That was the topic of an interesting meeting in 2019 at the Konrad Lorenz Institute near Vienna. The resulting book, “The Convergent Evolution of Agriculture in Humans in Insects” is now available, open access:
https://direct.mit.edu/books/oa-edited-volume/5272/The-Convergent-Evolution-of-Agriculture-in-Humans
In my book, Darwinian Agriculture, I argued that even though fungus-growing ants rely on an extreme version of monoculture, use toxins to kill “weeds”, and eat high on the food chain, that doesn’t necessarily mean that humans should follow those same practices. Although they’ve shown that those practices can be sustainable — at least for 50 million years! — there might be alternatives that are equally sustainable long-term but more stable or productive over shorter time periods.

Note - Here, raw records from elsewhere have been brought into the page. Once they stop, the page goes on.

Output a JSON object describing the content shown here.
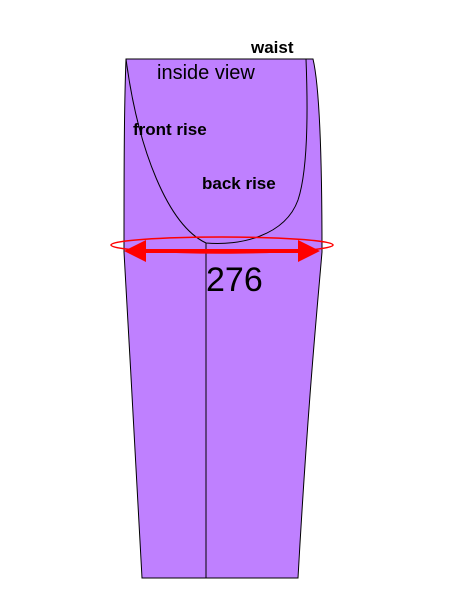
{
  "labels": {
    "waist": "waist",
    "inside_view": "inside view",
    "front_rise": "front rise",
    "back_rise": "back rise",
    "measurement": "276"
  },
  "colors": {
    "garment_fill": "#bf80ff",
    "outline": "#000000",
    "measure_arrow": "#ff0000",
    "background": "#ffffff"
  }
}
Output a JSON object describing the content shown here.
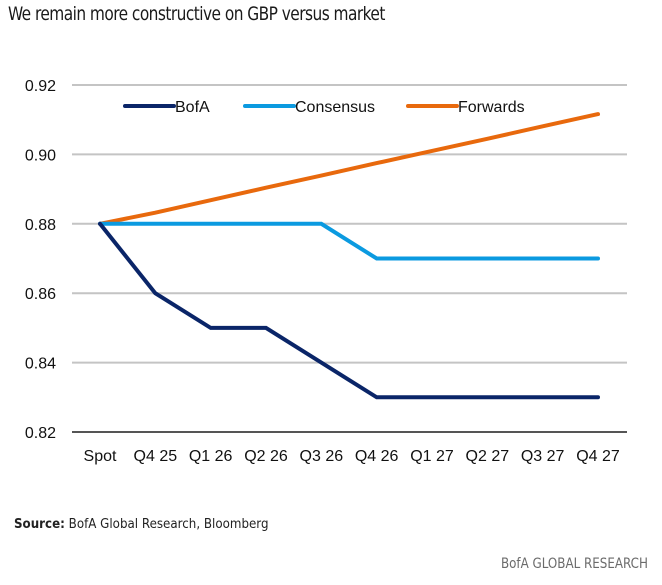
{
  "header": {
    "title": "We remain more constructive on GBP versus market"
  },
  "footer": {
    "source_label": "Source:",
    "source_text": " BofA Global Research, Bloomberg",
    "brand": "BofA GLOBAL RESEARCH"
  },
  "chart_data": {
    "type": "line",
    "title": "We remain more constructive on GBP versus market",
    "xlabel": "",
    "ylabel": "",
    "categories": [
      "Spot",
      "Q4 25",
      "Q1 26",
      "Q2 26",
      "Q3 26",
      "Q4 26",
      "Q1 27",
      "Q2 27",
      "Q3 27",
      "Q4 27"
    ],
    "ylim": [
      0.82,
      0.92
    ],
    "yticks": [
      0.82,
      0.84,
      0.86,
      0.88,
      0.9,
      0.92
    ],
    "ytick_labels": [
      "0.82",
      "0.84",
      "0.86",
      "0.88",
      "0.90",
      "0.92"
    ],
    "grid": true,
    "legend_position": "top",
    "series": [
      {
        "name": "BofA",
        "color": "#0a2568",
        "values": [
          0.88,
          0.86,
          0.85,
          0.85,
          0.84,
          0.83,
          0.83,
          0.83,
          0.83,
          0.83
        ]
      },
      {
        "name": "Consensus",
        "color": "#0b9ae0",
        "values": [
          0.88,
          0.88,
          0.88,
          0.88,
          0.88,
          0.87,
          0.87,
          0.87,
          0.87,
          0.87
        ]
      },
      {
        "name": "Forwards",
        "color": "#e8690d",
        "values": [
          0.88,
          0.8832,
          0.8868,
          0.8904,
          0.8939,
          0.8975,
          0.901,
          0.9045,
          0.9081,
          0.9116
        ]
      }
    ]
  }
}
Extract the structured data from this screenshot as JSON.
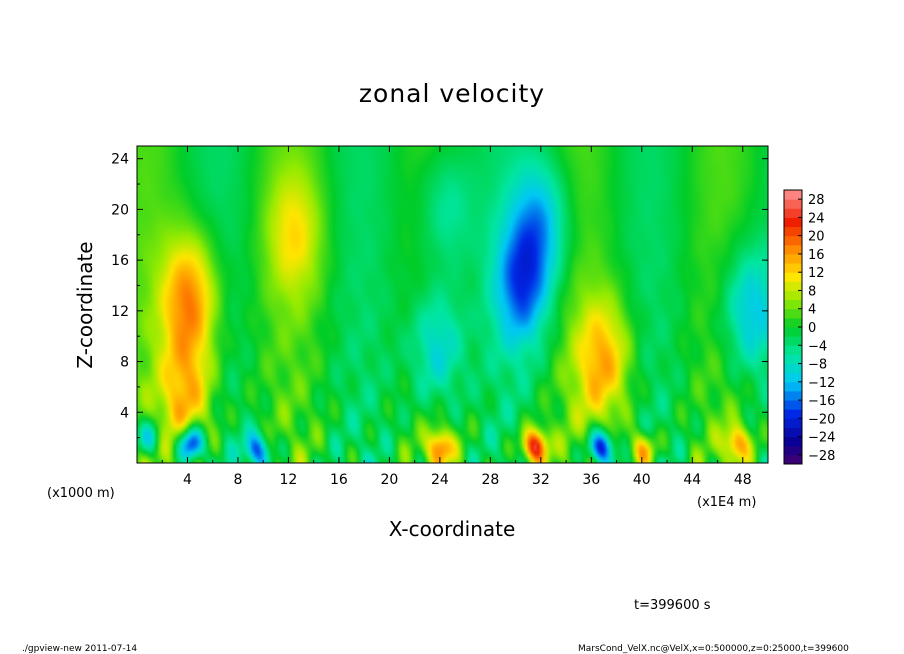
{
  "chart_data": {
    "type": "heatmap",
    "title": "zonal velocity",
    "xlabel": "X-coordinate",
    "ylabel": "Z-coordinate",
    "x_unit_left": "(x1000 m)",
    "x_unit_right": "(x1E4 m)",
    "x_ticks": [
      "4",
      "8",
      "12",
      "16",
      "20",
      "24",
      "28",
      "32",
      "36",
      "40",
      "44",
      "48"
    ],
    "y_ticks": [
      "4",
      "8",
      "12",
      "16",
      "20",
      "24"
    ],
    "xlim": [
      0,
      50
    ],
    "ylim": [
      0,
      25
    ],
    "colorbar_levels": [
      "28",
      "24",
      "20",
      "16",
      "12",
      "8",
      "4",
      "0",
      "−4",
      "−8",
      "−12",
      "−16",
      "−20",
      "−24",
      "−28"
    ],
    "colorbar_range": [
      -30,
      30
    ],
    "features": [
      {
        "x": 4.2,
        "z": 13,
        "value": 18
      },
      {
        "x": 4.0,
        "z": 5,
        "value": 14
      },
      {
        "x": 12.5,
        "z": 18,
        "value": 9
      },
      {
        "x": 24.5,
        "z": 20,
        "value": -8
      },
      {
        "x": 30.5,
        "z": 14,
        "value": -15
      },
      {
        "x": 32.0,
        "z": 19,
        "value": -12
      },
      {
        "x": 23.8,
        "z": 9,
        "value": -12
      },
      {
        "x": 37.0,
        "z": 8,
        "value": 14
      },
      {
        "x": 48.5,
        "z": 12,
        "value": -12
      },
      {
        "x": 31.5,
        "z": 1.3,
        "value": 26
      },
      {
        "x": 4.3,
        "z": 1.5,
        "value": -24
      },
      {
        "x": 36.8,
        "z": 1.2,
        "value": -24
      },
      {
        "x": 1.0,
        "z": 2.0,
        "value": -12
      },
      {
        "x": 9.5,
        "z": 1.0,
        "value": -18
      },
      {
        "x": 24.0,
        "z": 1.2,
        "value": 18
      },
      {
        "x": 40.0,
        "z": 1.0,
        "value": 16
      },
      {
        "x": 47.5,
        "z": 1.5,
        "value": 15
      }
    ]
  },
  "time_label": "t=399600 s",
  "footer_left": "./gpview-new  2011-07-14",
  "footer_right": "MarsCond_VelX.nc@VelX,x=0:500000,z=0:25000,t=399600"
}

My chapter in the ant-agriculture book casts doubt on the claim that ants (or, by analogy, crop roots) can effectively impose selection for more-beneficial “microbial consortia.” Legume-imposed selection among root nodules can favor rhizobia strains that provide more nitrogen, so long as most nodules are dominated by a single strain of rhizobia. But each small volume of soil or ant garden will contain so many different genotypes of each potentially-beneficial species (including “free-rider” mutants that save the cost of providing beneficial functions) that among-volume selection for mutualism is likely to be overwhelmed by within-volume selection for free riding. I hope I’m wrong, of course.